Last week, the company announced two major new tools that would be added to the iPhone. One would scan incoming and outgoing photos when they were sent by children, and look for signs of sexual imagery, while another would use techniques to look for child sexual abuse material inside iPhone owners’ photos.

The tools were immediately hit by loud outcry from security experts and privacy activists, who argued that Apple was dangerously weakening its commitment to ensuring that everything on an iPhone stays private.

While Apple stressed that it had developed the features with privacy in mind, and that no humans would see any other photos unless a specific very high threshold had been reached, many argued that the new tools amounted to a significant weakening of protections that could be expanded further in the future.

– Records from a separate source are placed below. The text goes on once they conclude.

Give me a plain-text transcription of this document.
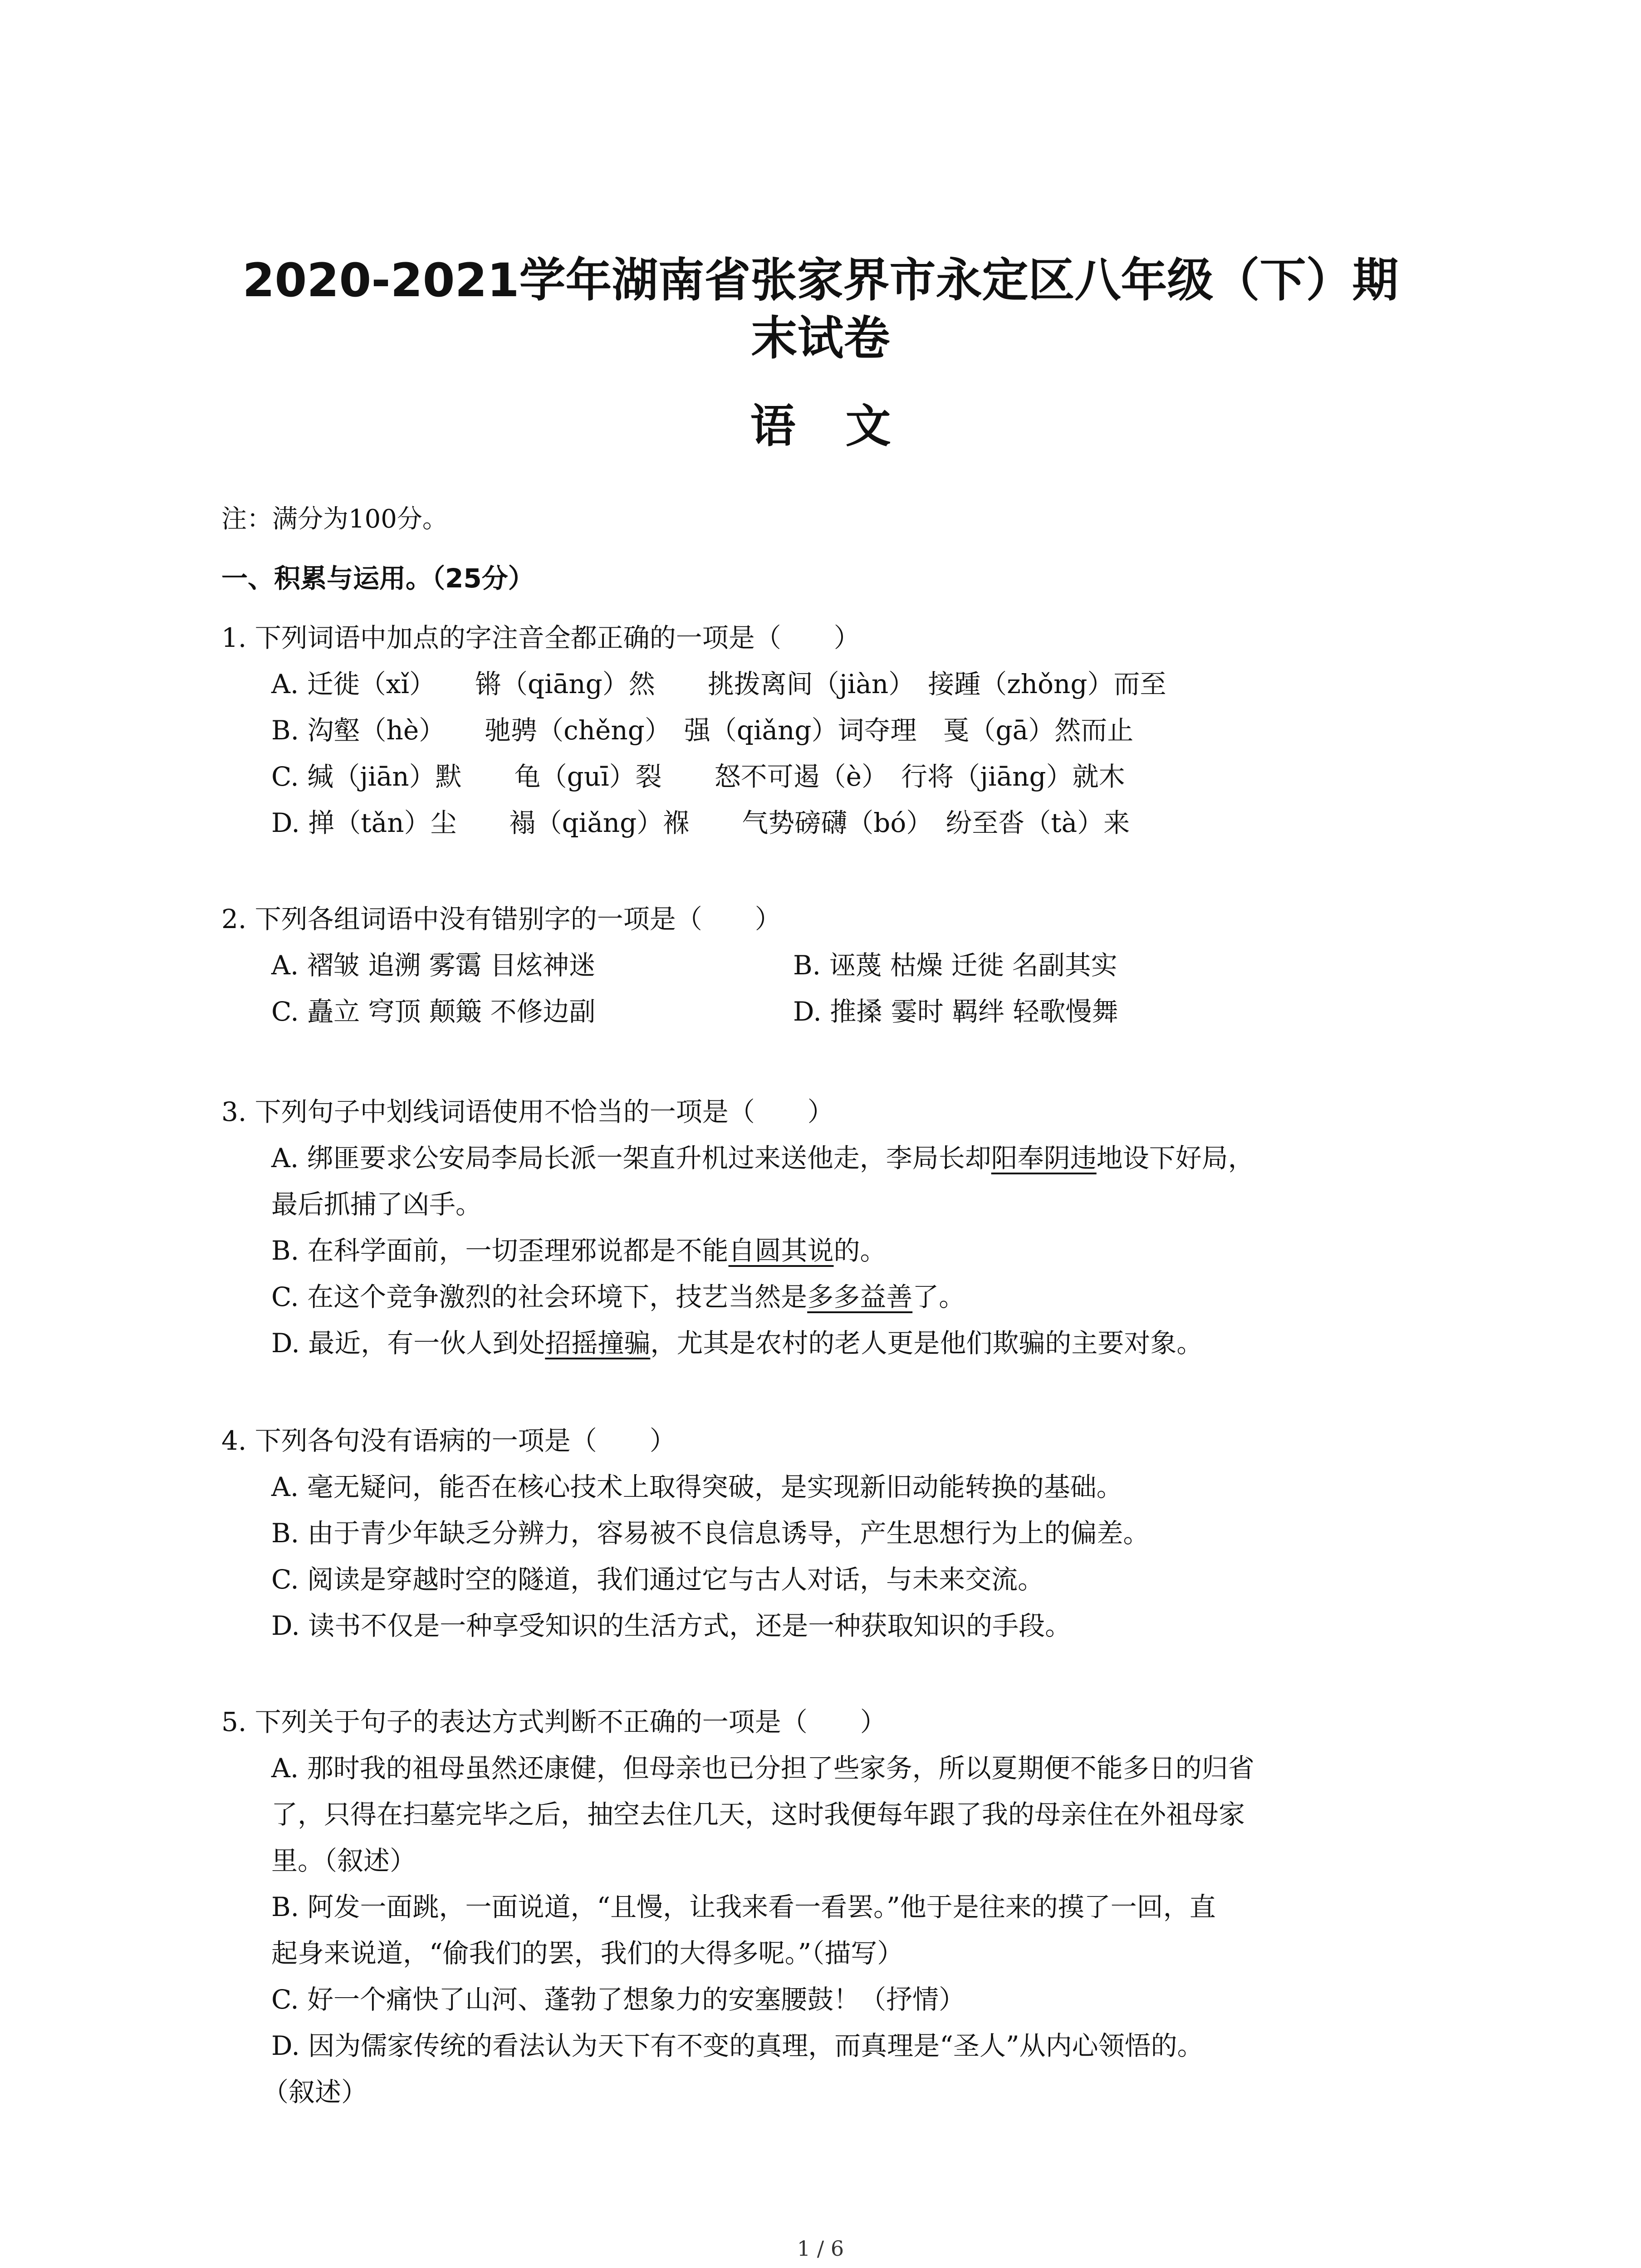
2020-2021学年湖南省张家界市永定区八年级（下）期
末试卷
语文
注：满分为100分。
一、积累与运用。（25分）

1. 下列词语中加点的字注音全都正确的一项是（　　）

A. 迁徙（xǐ）　　锵（qiāng）然　　挑拨离间（jiàn）　接踵（zhǒng）而至

B. 沟壑（hè）　　驰骋（chěng）　强（qiǎng）词夺理　戛（gā）然而止

C. 缄（jiān）默　　龟（guī）裂　　怒不可遏（è）　行将（jiāng）就木

D. 掸（tǎn）尘　　褟（qiǎng）褓　　气势磅礴（bó）　纷至沓（tà）来

2. 下列各组词语中没有错别字的一项是（　　）

A. 褶皱 追溯 雾霭 目炫神迷	B. 诬蔑 枯燥 迁徙 名副其实
C. 矗立 穹顶 颠簸 不修边副	D. 推搡 霎时 羁绊 轻歌慢舞

3. 下列句子中划线词语使用不恰当的一项是（　　）

A. 绑匪要求公安局李局长派一架直升机过来送他走，李局长却阳奉阴违地设下好局，

最后抓捕了凶手。

B. 在科学面前，一切歪理邪说都是不能自圆其说的。

C. 在这个竞争激烈的社会环境下，技艺当然是多多益善了。

D. 最近，有一伙人到处招摇撞骗，尤其是农村的老人更是他们欺骗的主要对象。

4. 下列各句没有语病的一项是（　　）

A. 毫无疑问，能否在核心技术上取得突破，是实现新旧动能转换的基础。

B. 由于青少年缺乏分辨力，容易被不良信息诱导，产生思想行为上的偏差。

C. 阅读是穿越时空的隧道，我们通过它与古人对话，与未来交流。

D. 读书不仅是一种享受知识的生活方式，还是一种获取知识的手段。

5. 下列关于句子的表达方式判断不正确的一项是（　　）

A. 那时我的祖母虽然还康健，但母亲也已分担了些家务，所以夏期便不能多日的归省

了，只得在扫墓完毕之后，抽空去住几天，这时我便每年跟了我的母亲住在外祖母家

里。（叙述）

B. 阿发一面跳，一面说道，“且慢，让我来看一看罢。”他于是往来的摸了一回，直

起身来说道，“偷我们的罢，我们的大得多呢。”（描写）

C. 好一个痛快了山河、蓬勃了想象力的安塞腰鼓！（抒情）

D. 因为儒家传统的看法认为天下有不变的真理，而真理是“圣人”从内心领悟的。

（叙述）

1 / 6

In a new interview, Apple’s software chief Craig Federighi has accepted that the way the features were announced was a “recipe for this kind of confusion” and that “a lot of messages got jumbled pretty badly in terms of how things were understood”.

Mr Federighi said that Apple continues to “feel very positive and strongly about what we’re doing” even in the face of protests from both outside and inside the company. But he told the Wall Street Journal that it had not done enough to explain the features.

He suggested that the issue had been largely driven by the fact that the company had not done enough to distinguish between the two features, and so it had left people feeling that Apple was scanning through all photos sent through messages, or other beliefs that were technically incorrect.

Instead, he stressed that the most controversial feature – which looks through the photo library on a phone for known child abuse imagery from an existing database, and alerts Apple if a library reaches a high enough threshold of images – is done on the phone, so that for the most part Apple will not see any images.

Mr Federighi also committed that Apple will allow an independent auditor to check the database of images, which is provided by a third-party organisation.

He also said that Apple would introduce it to the phone in such a way that security researchers can “inspect what’s happening” in the software. “So if any changes were made that were to expand the scope of this in some way – in a way that we had committed to not doing – there’s verifiability, they can spot that that’s happening,” he said.

That comes in response to warnings from some critics, who have said that Apple could for example be forced to add other kinds of content to its database, such as political imagery.